How to assess the impact is not standardized, said Dr. Goede of the University of Cologne, Germany, and this compounds an existing predicament in that elderly patients and those with comorbid diseases tend to be excluded from clinical trials. A key problem is how to assess a patient’s "fitness" for treatment objectively, rather than on the basis of a physician’s clinical experience or opinion, he said.

"What the GCLLSG has done over the past 10 years is integrate a comorbidity score into our trials, [so that we can] try to have a more objective measurement of the fitness of the patients," Dr. Goede said.

For the current study, the GCLLSG looked at data from the phase III CLL8 trial to see whether the CIRS could be used to stratify patients based on their levels of comorbidity. The CLL8 trial compared fludarabine, cyclophosphamide, and rituximab (FCR) chemotherapy with FC. A total of 817 patients were involved, and while the trial excluded "unfit" patients, "it was not clear if this was the correct cutoff," said Dr. Goede.

Although the comorbidity burden was low in the population of patients studied, CIRS results correlated with overall survival and the frequency of grade 3-4 side effects, he reported. Items graded in the CIRS include cardiovascular, respiratory, gastrointestinal, genitourinary, and other categories. Each was scored individually and a total score obtained.

Patients with four or more comorbidities or with higher CIRS scores in any category (2-4) were more likely to have worse survival than were those with fewer comorbidities or lower CIRS category scores (hazard ratio, 1.9; P less than .01). If they met both of these criteria, their hazard ratio rose to 7.2 (P less than .001), when compared with patients who had fewer comorbidities or scores of 0-1 in the categories rated.

Though the number of comorbidities did not predict grade 3 or 4 toxicity, a higher score of 2-4 in any category did (P less than .001).

The CIRS might thus be a useful tool for future clinical trials "to stratify between patients who are more susceptible and less susceptible to toxicity, and [those who are susceptible] to early mortality," Dr. Goede suggested. Refinements and further validation are of course required.

"For normal practitioners, I would say that if you do this assessment in a patient, ... based on these data, you are able to anticipate the outcome of the patient a little bit," he added. This may also help identify comorbidities that need to be addressed in order to improve patients’ overall outcomes.

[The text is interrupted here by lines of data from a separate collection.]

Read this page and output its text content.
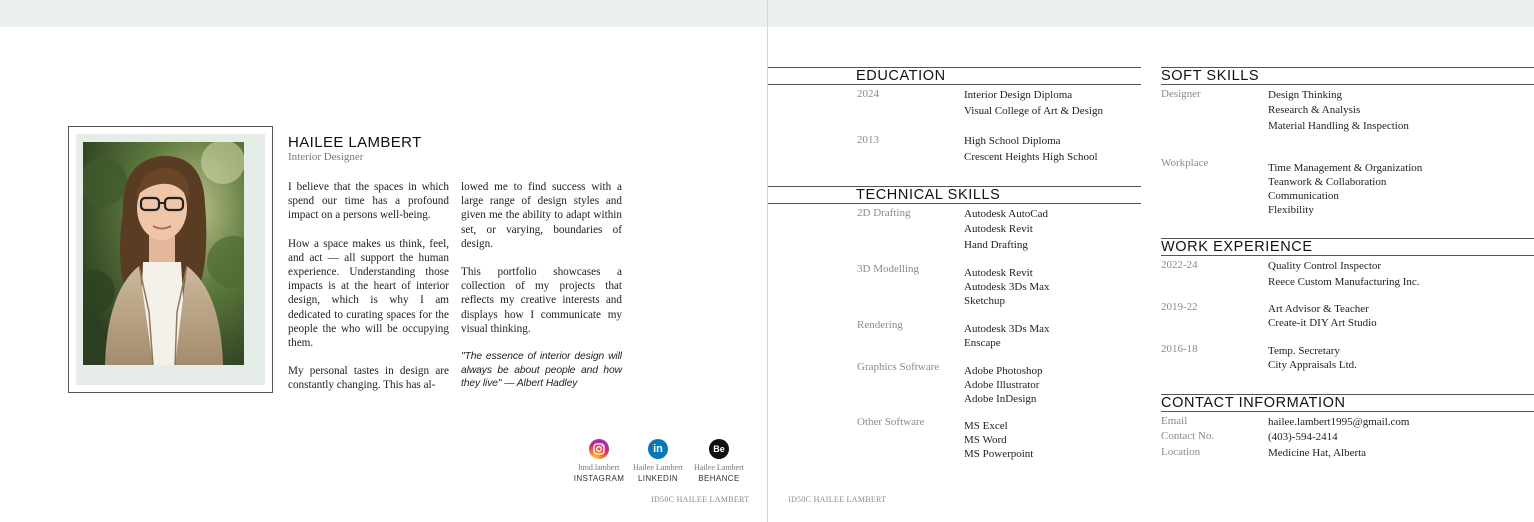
HAILEE LAMBERT
Interior Designer

I believe that the spaces in which spend our time has a profound impact on a persons well-being.

How a space makes us think, feel, and act — all support the human experience. Understanding those impacts is at the heart of interior design, which is why I am dedicated to curating spaces for the people the who will be occupying them.

My personal tastes in design are constantly changing. This has al-

lowed me to find success with a large range of design styles and given me the ability to adapt within set, or varying, boundaries of design.

This portfolio showcases a collection of my projects that reflects my creative interests and displays how I communicate my visual thinking.

"The essence of interior design will always be about people and how they live" — Albert Hadley

hmd.lambert
INSTAGRAM
in
Hailee Lambert
LINKEDIN
Be
Hailee Lambert
BEHANCE
ID50C HAILEE LAMBERT	ID50C HAILEE LAMBERT
EDUCATION
2024	Interior Design Diploma
Visual College of Art & Design
2013	High School Diploma
Crescent Heights High School
TECHNICAL SKILLS
2D Drafting	Autodesk AutoCad
Autodesk Revit
Hand Drafting
3D Modelling	Autodesk Revit
Autodesk 3Ds Max
Sketchup
Rendering	Autodesk 3Ds Max
Enscape
Graphics Software Adobe Photoshop
Adobe Illustrator
Adobe InDesign
Other Software	MS Excel
MS Word
MS Powerpoint
SOFT SKILLS
Designer	Design Thinking
Research & Analysis
Material Handling & Inspection
Workplace	Time Management & Organization
Teanwork & Collaboration
Communication
Flexibility
WORK EXPERIENCE
2022-24	Quality Control Inspector
Reece Custom Manufacturing Inc.
2019-22	Art Advisor & Teacher
Create-it DIY Art Studio
2016-18	Temp. Secretary
City Appraisals Ltd.
CONTACT INFORMATION
Email	hailee.lambert1995@gmail.com
Contact No.	(403)-594-2414
Location	Medicine Hat, Alberta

Compared with the complete geriatric assessment (CGA), the CIRS might be an easier tool to use in the clinic, he added. As a geriatrician and hematologist, Dr. Goede has experience with using both in clinical practice.

"The complete geriatric assessment is quite complicated, it’s very resource intensive, and it takes a very long time to do [it], and you really need people who are skilled to do the assessment," he noted. While the CGA takes about 1 hour, the CIRS takes around 1-3 minutes.

"The main problem with the CGA, as with other simple tools, is that they do not really tell you what the cutoff is," Dr. Goede added. The CGA is also not validated specifically in the hematologic setting.

The CIRS could potentially be useful in assessing comorbidity in other hematologic malignancies or tumor types, but there are no data. The tool itself is, however, validated in hospitalized patients (J. Am. Geriatr. Soc. 2008;56:1926-31) and in the family practice setting (J. Clin. Epidemiol. 2005;58:603-8).

The CLL8 study was sponsored by the GCLLSG with funding from Roche. Dr. Goede has received honoraria from Roche, Mundi-Pharma, and Gilead.